Wednesday, December 23, 2015
We are a nation of binary opposites: on one hand, there is Donald Trump and his blatant and inexcusable misogyny and racism, spewing forth about Muslims and perfectly legitimate bodily functions as he tries literally to bully and insult his way to the White House.
Trump represents the worst of America’s rugged individualism ethos: that we can somehow return to a mythologized greatness by being ugly and vindictive.
On the other hand, kindness and compassion abound throughout our amazing and challenging country. There is the Compassion Collective, started by a group of well-known writers to raise money for the Syrian refugee crisis (http://thecompassioncollective.org/http://thecompassioncollective.org/). The Collective wants to raise $1 million to support the refugees during this tragic crisis. The maximum donation is $25.
Another philanthropic and heart-warming effort was started six years ago by my friend Bob Welch (www.bobwelch.net) when he was a columnist for the Eugene Register-Guard. Inspired by an anonymous $1000 from a reader to help those in need during the holiday season, Bob and friends seek out worthy recipients in the Eugene, Oregon area in order to not only spread some holiday cheer, but to make a bit of a difference in the lives of those struggling with bills and mental illness and homelessness and other issues.
Bob retired from being a full-time columnist, but he is still actively involved in his community, and today he posted about his latest mission of mercy (http://bobwelch.net/the-1000-christmas-giveaway/).
The Compassion Collective and Bob Welch (and friends) represents the best of humanity, people willing to stand up and say, “I need to make a difference and help,” or, in the words of the Collective, to “stand with love.”
We live in scary times, and it’s easy to lash out against enemies both real and imagine, and also find scapegoats to soothe our anxieties. But by doing so we also abdicate our basic connection to others, to everyone we meet or can assist. The choice is clear, and we can easily opt to stand with love.

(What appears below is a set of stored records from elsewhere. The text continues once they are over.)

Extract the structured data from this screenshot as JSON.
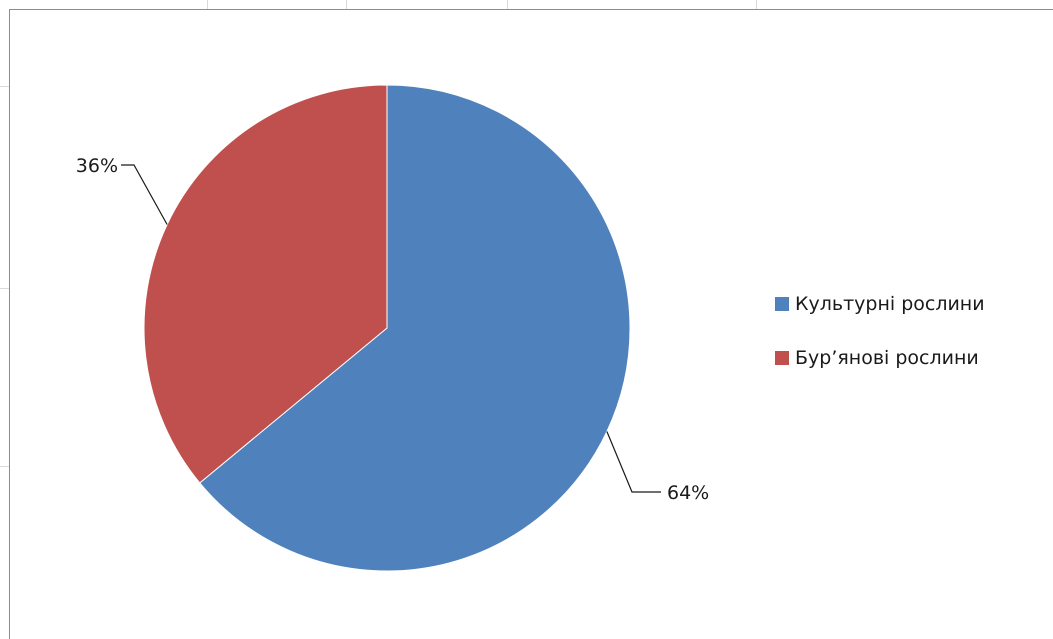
{
  "chart_data": {
    "type": "pie",
    "title": "",
    "categories": [
      "Культурні рослини",
      "Бур’янові рослини"
    ],
    "values": [
      64,
      36
    ],
    "labels": [
      "64%",
      "36%"
    ],
    "colors": [
      "#4F81BD",
      "#C0504D"
    ],
    "start_angle": "12 o'clock, clockwise",
    "legend_position": "right"
  },
  "legend": {
    "items": [
      {
        "label": "Культурні рослини",
        "color": "#4F81BD"
      },
      {
        "label": "Бур’янові рослини",
        "color": "#C0504D"
      }
    ]
  }
}
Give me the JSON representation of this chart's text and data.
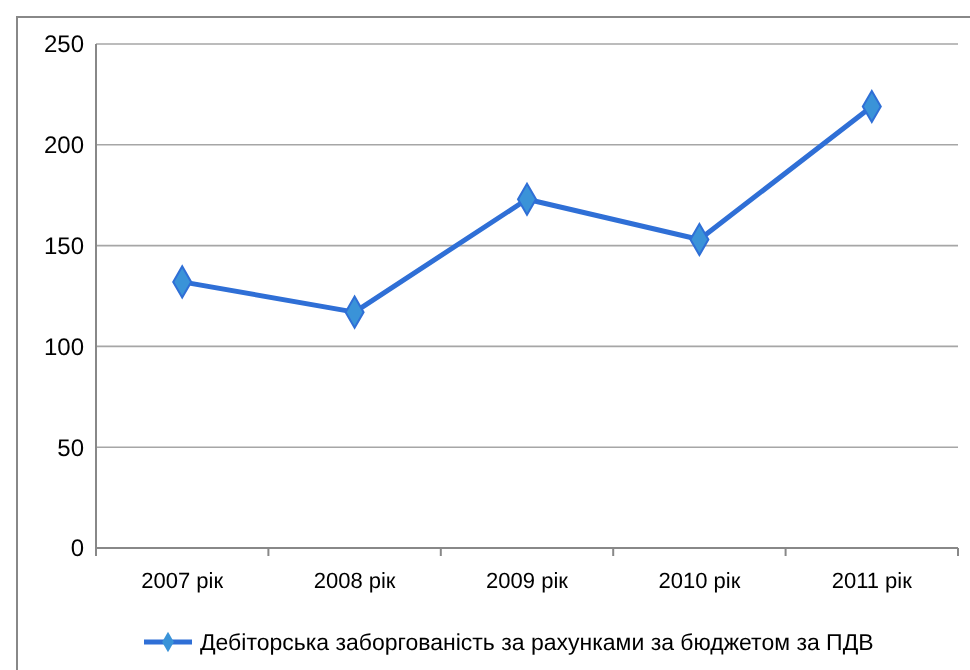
{
  "chart_data": {
    "type": "line",
    "categories": [
      "2007 рік",
      "2008 рік",
      "2009 рік",
      "2010 рік",
      "2011 рік"
    ],
    "series": [
      {
        "name": "Дебіторська заборгованість за рахунками за бюджетом за ПДВ",
        "color": "#2f6fd6",
        "values": [
          132,
          117,
          173,
          153,
          219
        ]
      }
    ],
    "ylim": [
      0,
      250
    ],
    "yticks": [
      0,
      50,
      100,
      150,
      200,
      250
    ],
    "grid": "y",
    "legend": "bottom",
    "marker": "diamond",
    "line_style": "solid"
  }
}
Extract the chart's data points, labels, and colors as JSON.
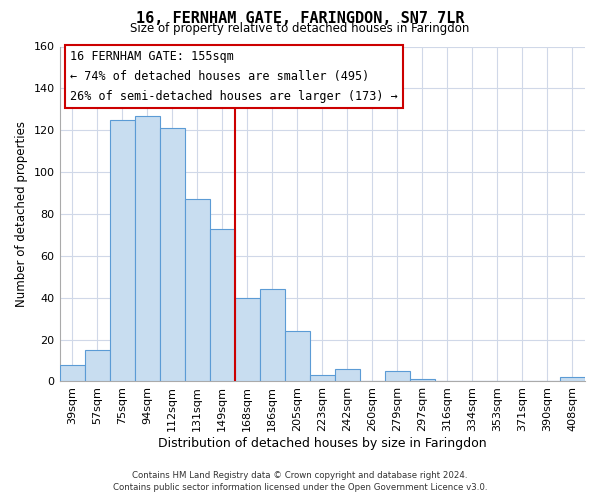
{
  "title": "16, FERNHAM GATE, FARINGDON, SN7 7LR",
  "subtitle": "Size of property relative to detached houses in Faringdon",
  "xlabel": "Distribution of detached houses by size in Faringdon",
  "ylabel": "Number of detached properties",
  "bar_labels": [
    "39sqm",
    "57sqm",
    "75sqm",
    "94sqm",
    "112sqm",
    "131sqm",
    "149sqm",
    "168sqm",
    "186sqm",
    "205sqm",
    "223sqm",
    "242sqm",
    "260sqm",
    "279sqm",
    "297sqm",
    "316sqm",
    "334sqm",
    "353sqm",
    "371sqm",
    "390sqm",
    "408sqm"
  ],
  "bar_values": [
    8,
    15,
    125,
    127,
    121,
    87,
    73,
    40,
    44,
    24,
    3,
    6,
    0,
    5,
    1,
    0,
    0,
    0,
    0,
    0,
    2
  ],
  "bar_color": "#c8ddf0",
  "bar_edge_color": "#5b9bd5",
  "vline_x_index": 7,
  "vline_color": "#cc0000",
  "ylim": [
    0,
    160
  ],
  "yticks": [
    0,
    20,
    40,
    60,
    80,
    100,
    120,
    140,
    160
  ],
  "annotation_title": "16 FERNHAM GATE: 155sqm",
  "annotation_line1": "← 74% of detached houses are smaller (495)",
  "annotation_line2": "26% of semi-detached houses are larger (173) →",
  "annotation_box_color": "#ffffff",
  "annotation_box_edge": "#cc0000",
  "footer_line1": "Contains HM Land Registry data © Crown copyright and database right 2024.",
  "footer_line2": "Contains public sector information licensed under the Open Government Licence v3.0.",
  "figure_background": "#ffffff",
  "axes_background": "#ffffff",
  "grid_color": "#d0d8e8"
}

Thursday, December 3, 2015
I wish I understood how the world truly works. Yesterday, three people allegedly opened fire with assault weapons on a group celebrating at a center for developmentally disabled adults. There are reports one of the alleged gunmen may have become radicalized in Saudi Arabia, while he was on the traditional Muslim pilgrimage, and met his future bride, a woman from Pakistan.
My heart hangs heavy with profound sadness when I ponder the loss of life and the sheer terror everyone in San Bernardino experienced amid what was supposed to have been a holiday party. I don’t understand how anyone can resort to such mind-numbing violence even for a cause.
But the melancholy is even thicker today because my neighbor, Jen, died at 4:30 am this morning, after fighting a battle with tongue cancer. She leaves behind a loving husband and two young children, ages 8 and 6, as well as other family. I grieve for them, especially her two adoring and adorable children who now face life without a mommy, something with which I am quite familiar.
Last Saturday, I went outside to play with Maya, who was already at the park, on the swings, next to Jen’s six-year old daughter. They were giggling and smiling as young children often do, enjoying the crisp autumn air and the attention of one father and one grandmother.
I knew Jen’s situation was dire, and when I saw her daughter and pushed her on the swings, at one point lifting her onto Maya’s lap (facing her) so they could do a butterfly swing, legs and arms entangled, I breathed deeply and felt the sadness wash over me again. She was going to experience what Maya had and has: deep, deep loss, tears, anger, anxiety, fear, loneliness. And it didn’t seem right that a little girl, blond-brown hair, and an exuberant smile, should be plunged into such sorrow.
I know people cling to faith in times of crisis, and I admire many of them, but I can’t make sense of Jen’s death or the terror in San Bernardino in any religious or spiritual context. I know someone who once said, after a hurricane had ravaged her town but she was unharmed, “God was looking out for me.” I have seen friends post thanks to God on Facebook for answering their prayers.
But I always come back to: does that mean God did not answer the prayers of the others, such as Verna who wanted to live and grow old as her children became adults and beyond? Or sweet, sweet Jen, an amazing woman also with everything to live for? Or our other neighbor, Shauna, who died this past May from colon cancer, and had a zest for living that shone like a beacon to everyone?
Shortly after Verna died, the priest she’d personally enlisted to officiate her funeral service, said to me on the phone, “I just don’t understand when people say, ‘God wanted her more’ or ‘It was just her time’.”
I think Father Paul was saying we cannot understand why someone dies, but we should not lapse into easy answers and try to make death into some deep theological phenomenon.
But knowing that there are mysteries to the Universe that may never be satisfactorily explained to an agnostic like me does nothing for the utter despondency and helpfulness I feel today as we come to terms with the deaths in San Bernardino and in my neighborhood.